Blue-Green Upgrade

Overview

Blue-green upgrade deploys a parallel (Green) inspection stack alongside the existing (Blue) stack, validates Green under real conditions, then flips all TGW routes atomically at cutover. Blue remains suspended as a live fallback until the operator explicitly approves cleanup.

This strategy eliminates cross-version config sync issues and gives full rollback capability at every phase up through cleanup.


Architecture

Blue Environment (Existing)

Spoke VPCs (East, West, ...)
Transit Gateway
        │  TGW route tables → Blue inspection VPC attachment
Blue Inspection VPC  (10.0.0.0/16)
    ├── GWLB + Target Group
    ├── FortiGate ASG (BYOL + On-Demand)
    ├── DynamoDB (instance tracking)
    └── Lambda (lifecycle management)

Green Environment (New — deployed in parallel)

Transit Gateway
        │  TGW attachment created but routes NOT switched yet
Green Inspection VPC  (10.0.0.0/16)  ← SAME CIDR as Blue
    ├── GWLB + Target Group  (new)
    ├── FortiGate ASG (new FortiOS AMI, corrected config)
    ├── DynamoDB (clean state)
    └── Lambda (current version)

After Cutover

Spoke VPCs
Transit Gateway
        │  TGW route tables → Green inspection VPC attachment
Green Inspection VPC  (traffic flows here)

Blue Inspection VPC  (suspended — no new instances, kept as rollback target)

Why the Same CIDR

Green uses the same CIDR blocks as the Blue inspection VPC. This is a deliberate design choice, not a limitation.

FortiGate configurations contain hard-coded references to inspection VPC CIDRs:

  • vdom-exceptions — reference management interface subnet CIDRs
  • router static — routes to spoke VPC supernet via inspection VPC gateway
  • system interface — IP addresses derived from subnet assignments
  • firewall address — objects may reference internal subnets

If Green used different CIDRs, every CIDR reference in the exported Blue config would need manual editing before restore.

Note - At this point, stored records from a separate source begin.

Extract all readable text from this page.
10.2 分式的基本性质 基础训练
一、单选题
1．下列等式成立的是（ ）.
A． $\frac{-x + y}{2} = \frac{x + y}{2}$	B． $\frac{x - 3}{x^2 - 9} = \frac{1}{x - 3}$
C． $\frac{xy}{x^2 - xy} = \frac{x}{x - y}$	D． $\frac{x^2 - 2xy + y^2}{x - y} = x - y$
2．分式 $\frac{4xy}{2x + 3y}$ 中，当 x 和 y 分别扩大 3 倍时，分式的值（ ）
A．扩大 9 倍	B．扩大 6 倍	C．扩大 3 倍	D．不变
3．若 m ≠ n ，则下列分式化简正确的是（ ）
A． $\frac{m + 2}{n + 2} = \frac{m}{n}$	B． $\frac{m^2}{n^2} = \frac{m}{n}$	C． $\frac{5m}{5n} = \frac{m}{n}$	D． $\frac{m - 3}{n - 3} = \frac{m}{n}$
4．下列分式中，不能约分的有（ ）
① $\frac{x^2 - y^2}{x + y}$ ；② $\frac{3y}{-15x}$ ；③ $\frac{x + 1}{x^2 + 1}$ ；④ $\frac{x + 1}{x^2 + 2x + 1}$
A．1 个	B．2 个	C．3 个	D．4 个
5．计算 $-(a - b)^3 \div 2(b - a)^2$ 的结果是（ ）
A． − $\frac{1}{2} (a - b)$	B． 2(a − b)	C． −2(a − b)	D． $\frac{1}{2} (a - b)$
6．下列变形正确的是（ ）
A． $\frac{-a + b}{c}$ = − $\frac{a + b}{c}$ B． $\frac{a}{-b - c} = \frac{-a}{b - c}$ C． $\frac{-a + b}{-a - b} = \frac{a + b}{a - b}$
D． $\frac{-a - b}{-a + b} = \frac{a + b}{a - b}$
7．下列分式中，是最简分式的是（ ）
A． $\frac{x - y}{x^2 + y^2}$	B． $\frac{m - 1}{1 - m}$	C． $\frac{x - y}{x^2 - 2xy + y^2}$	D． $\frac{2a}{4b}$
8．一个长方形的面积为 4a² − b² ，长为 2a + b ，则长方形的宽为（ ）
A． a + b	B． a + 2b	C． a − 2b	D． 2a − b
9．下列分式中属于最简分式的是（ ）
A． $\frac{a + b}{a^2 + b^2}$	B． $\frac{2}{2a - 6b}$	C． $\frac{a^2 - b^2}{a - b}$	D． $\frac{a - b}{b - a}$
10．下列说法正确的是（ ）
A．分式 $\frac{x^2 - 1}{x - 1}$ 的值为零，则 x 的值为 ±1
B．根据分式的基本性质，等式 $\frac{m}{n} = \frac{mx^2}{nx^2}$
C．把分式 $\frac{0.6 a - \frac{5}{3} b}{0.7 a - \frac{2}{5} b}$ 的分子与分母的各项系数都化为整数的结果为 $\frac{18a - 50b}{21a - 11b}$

Identical CIDRs mean the config restores cleanly to Green without modification.

Blue and Green are fully isolated VPCs with no peering between them — having the same CIDR causes no routing conflict while they coexist.


Phase 0 — Discovery

Goal: Produce a complete inventory of the Blue environment.

Duration: ~30 minutes
Traffic impact: None (read-only)

cd upgrade_fortios
bash state/refresh.sh

python3 scripts/discover.py \
  --state state/autoscale_template.tfstate \
  --vpc-state state/existing_vpc_resources.tfstate \
  --target-version 7.6.2 \
  --output state/blue_inventory.json

Review the output before proceeding:

python3 -m json.tool state/blue_inventory.json | less

Gate: Operator reviews inventory and confirms all resources are identified correctly. Note the key values you will need for Green terraform.tfvars: inspection_vpc.cidr_block, egress_mode, autoscale_groups.byol.desired/min/max, AZs, and TGW name.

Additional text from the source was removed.